The distinction is accessible in the moment, but only if you know to look for it. The internal question is simple: are you moving toward something, or are you reacting to someone else's position? The feeling is different. Moving toward a goal has a kind of forward pull. Reacting to a gap has an urgency that comes from behind — not quite panic, but close to it. That urgency is the tell.
What You Can Actually Do With This
The point here is not to argue that ambition is bad or that social awareness of others' progress is avoidable. It isn't. High-achieving environments are full of comparison information and it mostly can't be curated away.

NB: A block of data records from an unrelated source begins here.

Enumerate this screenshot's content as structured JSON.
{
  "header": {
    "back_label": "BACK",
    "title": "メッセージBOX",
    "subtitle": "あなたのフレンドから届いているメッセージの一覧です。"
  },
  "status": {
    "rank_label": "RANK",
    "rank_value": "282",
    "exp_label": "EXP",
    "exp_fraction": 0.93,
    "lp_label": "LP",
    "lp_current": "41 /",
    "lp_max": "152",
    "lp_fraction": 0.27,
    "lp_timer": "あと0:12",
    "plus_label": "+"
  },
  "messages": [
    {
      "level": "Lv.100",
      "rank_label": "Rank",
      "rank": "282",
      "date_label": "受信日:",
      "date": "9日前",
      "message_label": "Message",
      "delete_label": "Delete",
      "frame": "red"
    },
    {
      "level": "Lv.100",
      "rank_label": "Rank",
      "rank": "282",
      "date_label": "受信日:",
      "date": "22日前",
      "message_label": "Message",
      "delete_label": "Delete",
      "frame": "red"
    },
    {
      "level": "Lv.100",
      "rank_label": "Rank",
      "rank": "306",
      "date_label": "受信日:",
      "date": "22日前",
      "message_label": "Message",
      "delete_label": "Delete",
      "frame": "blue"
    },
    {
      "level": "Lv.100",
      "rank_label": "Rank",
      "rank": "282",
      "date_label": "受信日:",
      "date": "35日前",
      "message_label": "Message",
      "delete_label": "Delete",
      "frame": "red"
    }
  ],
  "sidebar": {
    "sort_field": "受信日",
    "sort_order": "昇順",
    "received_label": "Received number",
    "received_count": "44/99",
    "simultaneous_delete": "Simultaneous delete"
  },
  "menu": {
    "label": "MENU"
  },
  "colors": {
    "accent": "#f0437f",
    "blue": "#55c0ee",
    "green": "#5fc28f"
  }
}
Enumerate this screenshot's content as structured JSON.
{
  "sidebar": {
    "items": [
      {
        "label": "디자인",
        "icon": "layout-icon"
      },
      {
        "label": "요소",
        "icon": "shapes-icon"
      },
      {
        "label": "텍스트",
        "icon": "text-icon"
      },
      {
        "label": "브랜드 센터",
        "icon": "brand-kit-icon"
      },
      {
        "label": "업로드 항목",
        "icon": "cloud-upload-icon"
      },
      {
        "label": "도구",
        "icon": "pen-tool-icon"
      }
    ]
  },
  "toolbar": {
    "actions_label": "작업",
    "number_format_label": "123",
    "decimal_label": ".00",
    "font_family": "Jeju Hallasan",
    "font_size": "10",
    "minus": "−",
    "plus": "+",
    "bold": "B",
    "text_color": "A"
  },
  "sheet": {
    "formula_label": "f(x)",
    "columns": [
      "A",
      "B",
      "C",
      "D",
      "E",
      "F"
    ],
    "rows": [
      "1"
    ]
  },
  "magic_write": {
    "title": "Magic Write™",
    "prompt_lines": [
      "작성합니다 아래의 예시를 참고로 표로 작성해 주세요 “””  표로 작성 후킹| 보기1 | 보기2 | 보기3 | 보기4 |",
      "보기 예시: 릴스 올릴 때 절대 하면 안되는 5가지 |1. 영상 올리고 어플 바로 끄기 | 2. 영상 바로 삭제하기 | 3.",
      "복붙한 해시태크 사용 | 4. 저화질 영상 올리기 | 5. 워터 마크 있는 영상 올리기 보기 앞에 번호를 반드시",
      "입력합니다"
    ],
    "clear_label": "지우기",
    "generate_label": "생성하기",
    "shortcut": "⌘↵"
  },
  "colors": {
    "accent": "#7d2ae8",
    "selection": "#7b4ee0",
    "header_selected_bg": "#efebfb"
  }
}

The point is that the automatic response to that information — relative deprivation, the status threat, the shift into extreme behavior — has an interrupt. The research suggests the mechanism runs through subjective experience: it's not objective falling-behind that produces the reaction, it's the feeling of it. The appraisal, not the fact.
That's where the intervention lives. Not in removing ambition, not in toxic positivity about "celebrating others' wins," but in the cognitive recognition that the urgency you're feeling right now is a threat response to a social signal — and threat responses, unlike drive, are very bad at cost-benefit analysis. They sacrifice long-term stability for short-term gap-closing. Every time.
The study's findings also have a different implication for people who build and lead ambitious teams: the more socially comparison-rich the environment you create — rankings, public metrics, competitor updates, peer performance visibility — the more you're selecting for the specific trigger that produces self-sacrificial extreme behavior in your highest-drive people. The people who seem most resilient are often running closest to the edge. That pattern shows up clearly in how high performers break: not gradually, and not in the places you'd expect.
Ambition doesn't make you strong. It makes you willing to trade things that matter for the feeling of closing a gap — and under the right conditions, that gap is the one between you and someone else.
The question worth sitting with: who are you actually running against?